LDA vs. perceptron I am trying to get a feel for how LDA 'fits' within other supervised learning techniques. I have already read some of the LDA-esque posts on here about LDA. I am already familiar with the perceptron, but just learning LDA now. 
How does LDA 'fit' into the family of supervised learning algorithms? What might be its drawbacks vs those other methods, and what might it be used better for?

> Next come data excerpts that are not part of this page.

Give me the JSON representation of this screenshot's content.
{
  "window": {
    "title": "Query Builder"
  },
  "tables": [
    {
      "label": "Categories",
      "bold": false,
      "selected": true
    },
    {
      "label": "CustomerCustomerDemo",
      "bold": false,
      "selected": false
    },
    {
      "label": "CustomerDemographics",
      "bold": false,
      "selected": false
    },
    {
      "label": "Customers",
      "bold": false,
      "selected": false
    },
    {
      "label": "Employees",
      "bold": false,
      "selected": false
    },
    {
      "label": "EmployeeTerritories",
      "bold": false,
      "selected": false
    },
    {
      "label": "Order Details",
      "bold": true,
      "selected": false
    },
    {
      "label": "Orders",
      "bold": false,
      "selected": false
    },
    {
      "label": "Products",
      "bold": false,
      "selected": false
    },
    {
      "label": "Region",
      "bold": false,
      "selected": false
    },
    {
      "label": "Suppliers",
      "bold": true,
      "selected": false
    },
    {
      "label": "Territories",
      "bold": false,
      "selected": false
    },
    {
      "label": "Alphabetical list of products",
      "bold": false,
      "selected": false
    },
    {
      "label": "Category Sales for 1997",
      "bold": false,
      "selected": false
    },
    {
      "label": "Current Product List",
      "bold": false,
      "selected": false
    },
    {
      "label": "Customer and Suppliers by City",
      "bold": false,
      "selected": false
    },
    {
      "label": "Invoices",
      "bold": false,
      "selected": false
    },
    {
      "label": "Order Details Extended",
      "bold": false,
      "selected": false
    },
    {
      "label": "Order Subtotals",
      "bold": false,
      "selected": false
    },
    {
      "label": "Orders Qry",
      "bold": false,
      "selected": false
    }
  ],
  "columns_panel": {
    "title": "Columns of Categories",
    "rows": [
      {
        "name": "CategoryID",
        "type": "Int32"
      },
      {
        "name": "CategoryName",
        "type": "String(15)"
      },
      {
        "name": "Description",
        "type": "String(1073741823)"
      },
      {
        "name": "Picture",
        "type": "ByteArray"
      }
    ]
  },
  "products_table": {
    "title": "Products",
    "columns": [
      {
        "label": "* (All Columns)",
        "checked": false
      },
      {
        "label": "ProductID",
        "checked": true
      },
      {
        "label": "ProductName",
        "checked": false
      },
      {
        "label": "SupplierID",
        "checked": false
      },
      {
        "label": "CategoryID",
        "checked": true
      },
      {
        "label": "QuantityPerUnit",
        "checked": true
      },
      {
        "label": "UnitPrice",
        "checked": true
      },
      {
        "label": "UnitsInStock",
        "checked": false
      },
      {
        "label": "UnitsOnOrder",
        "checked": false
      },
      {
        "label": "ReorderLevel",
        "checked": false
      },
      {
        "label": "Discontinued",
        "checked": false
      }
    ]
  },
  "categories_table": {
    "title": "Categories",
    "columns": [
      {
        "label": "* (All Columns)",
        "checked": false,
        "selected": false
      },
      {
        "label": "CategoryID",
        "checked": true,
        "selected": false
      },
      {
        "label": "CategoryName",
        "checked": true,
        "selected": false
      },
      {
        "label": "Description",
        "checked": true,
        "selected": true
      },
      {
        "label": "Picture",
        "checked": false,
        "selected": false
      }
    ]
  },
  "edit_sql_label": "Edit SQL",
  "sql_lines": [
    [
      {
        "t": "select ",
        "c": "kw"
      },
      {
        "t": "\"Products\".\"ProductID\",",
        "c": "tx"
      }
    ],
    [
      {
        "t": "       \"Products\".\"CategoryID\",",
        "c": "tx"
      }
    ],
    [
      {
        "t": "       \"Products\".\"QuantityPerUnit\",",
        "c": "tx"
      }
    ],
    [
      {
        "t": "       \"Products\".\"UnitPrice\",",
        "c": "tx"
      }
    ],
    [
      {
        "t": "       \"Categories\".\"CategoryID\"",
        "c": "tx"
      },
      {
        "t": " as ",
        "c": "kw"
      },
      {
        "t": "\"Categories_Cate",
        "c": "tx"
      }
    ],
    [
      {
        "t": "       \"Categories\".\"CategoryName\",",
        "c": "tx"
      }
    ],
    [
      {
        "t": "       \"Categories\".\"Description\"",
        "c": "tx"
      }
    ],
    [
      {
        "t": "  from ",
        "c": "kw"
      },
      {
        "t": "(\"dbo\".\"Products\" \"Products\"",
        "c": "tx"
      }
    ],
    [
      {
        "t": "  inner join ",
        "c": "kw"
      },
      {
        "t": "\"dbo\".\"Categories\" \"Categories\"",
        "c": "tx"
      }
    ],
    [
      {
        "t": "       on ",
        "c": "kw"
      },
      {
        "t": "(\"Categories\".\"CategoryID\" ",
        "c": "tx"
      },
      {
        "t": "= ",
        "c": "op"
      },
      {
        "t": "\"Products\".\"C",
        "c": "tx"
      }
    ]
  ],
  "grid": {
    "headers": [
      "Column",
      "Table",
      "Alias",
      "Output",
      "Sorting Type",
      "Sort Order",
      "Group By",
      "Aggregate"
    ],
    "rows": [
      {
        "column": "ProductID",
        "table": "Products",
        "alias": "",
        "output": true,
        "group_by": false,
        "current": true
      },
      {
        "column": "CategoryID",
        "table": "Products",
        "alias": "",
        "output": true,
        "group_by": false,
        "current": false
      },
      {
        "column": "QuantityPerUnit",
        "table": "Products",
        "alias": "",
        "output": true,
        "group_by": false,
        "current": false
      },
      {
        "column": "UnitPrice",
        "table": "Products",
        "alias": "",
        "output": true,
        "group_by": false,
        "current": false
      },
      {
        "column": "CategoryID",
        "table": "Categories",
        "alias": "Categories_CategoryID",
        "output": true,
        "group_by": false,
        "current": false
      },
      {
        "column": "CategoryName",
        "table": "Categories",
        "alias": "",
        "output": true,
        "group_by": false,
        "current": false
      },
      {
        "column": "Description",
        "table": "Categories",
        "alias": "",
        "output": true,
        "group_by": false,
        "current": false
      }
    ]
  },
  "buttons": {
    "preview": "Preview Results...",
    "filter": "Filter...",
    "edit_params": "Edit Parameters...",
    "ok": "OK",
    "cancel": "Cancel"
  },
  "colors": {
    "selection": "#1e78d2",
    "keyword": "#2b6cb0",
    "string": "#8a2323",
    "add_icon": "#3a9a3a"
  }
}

Why use LDA, when one could just use, say, the perceptron for instance?
 A: For intuition, consider this case:

The line represents the "optimal boundary" between the two classes o and x.
LDA tries to find a hyperplane that minimizes the intercluster variance and maximize the intracluster variance, and then the takes the boundary to be orthogonal to that hyperplane. Here, this will probably not work because the clusters have large variance in the same direction.
A perceptron, on the other hand, may have a better chance of finding a good separating hyperplane.
In the case of classes that have a Gaussian distribution, though, the LDA will probably do better, since the perceptron only finds a separating hyperplane that is consistent with the data, without giving guarantees about which hyperplane it chooses (there could be an infinite number of consistent hyperplanes). However, more sophisticated versions of the perceptron can choose a hyperplane with some optimal properties, such as maximizing the margin between the classes (this is essentially what Support Vector Machines do).
Also note that both LDA and perceptron can be extended to non-linear decision boundaries via the kernel trick.
A: As AdamO suggests in the above comment, you can't really do better than read Chapter 4 of The Elements of Statistical Learning (which I will call HTF) which compares LDA with other linear classification methods, giving many examples, and also discusses the use of LDA as a dimension-reduction technique in the vein of PCA which, as ttnphns points out, is rather popular.
From the point of view of classification, I think the key difference is this. Imagine that you have two classes and you want to separate them. Each class has a probability density function. The best possible situation would be if you knew these density functions, because then you could predict which class a point would belong to by evaluating the class-specific densities at that point.
Some kinds of classifier operate by finding an approximation to the density functions of the classes. LDA is one of these; it makes the assumption that the densities are multivariate normal with the same covariance matrix. This is a strong assumption, but if it is approximately correct, you get a good classifier. Many other classifiers also take this kind of approach, but try to be more flexible than assuming normality. For example, see page 108 of HTF. 
On the other hand, on page 210, HTF warn:

If classification is the ultimate goal, then learning the separate
  class densities well may be unnecessary, and can in fact be
  misleading.

Another approach is simply to look for a boundary between the two classes, which is what the perceptron does. A more sophisticated version of this is the support vector machine. These methods can also be combined with adding features to the data using a technique called kernelization. This does not work with LDA because it does not preserve normality, but it is no problem for a classifier which is just looking for a separating hyperplane.
The difference between LDA and a classifier which looks for a separating hyperplane is like the difference between a t-test and some nonparamteric alternative in ordinary statistics. The latter is more robust (to outliers, for example) but the former is optimal if its assumptions are satisfied.
One more remark: it might be worth mentioning that some people might have cultural reasons for using methods like LDA or logistic regression, which may obligingly spew out ANOVA tables, hypothesis tests, and reassuring things like that. LDA was invented by Fisher; the perceptron was originally a model for a human or animal neuron and had no connection with statistics. It also works the other way; some people might prefer methods like support vector machines because they have the kind of cutting-edge hipster-cred which twentieth-century methods just can't match. It doesn't mean that they're better. (A good example of this is discussed in Machine Learning for Hackers, if I recall correctly.)
A: One of the biggest differences between LDA and the other methods is that it's just a machine learning technique for data which are assumed to be normally distributed. That can be great under the case of missing data or truncation where you can use the EM algorithm to maximize likelihoods under very strange and/or interesting circumstances. Caveat emptor because model misspecifications, such as multimodal data, can lead to poor performing predictions where K-means clustering would have done better. Multimodal data can also be accounted for with EM to detect latent variables or clustering in LDA.
For instance, suppose you are looking to measure probability of developing a positive diagnosis of AIDS in 5 years based on CD4 count. Suppose further that you don't know the value of a specific biomarker that greatly impacts CD4 counts and is associated with further immunosuppression. CD4 counts under 400 are below lower limit of detection on most affordable assays. The EM algorithm allows us to iteratively calculate the LDA and biomarker assignment and the means and covariance for CD4 for the untruncated DF.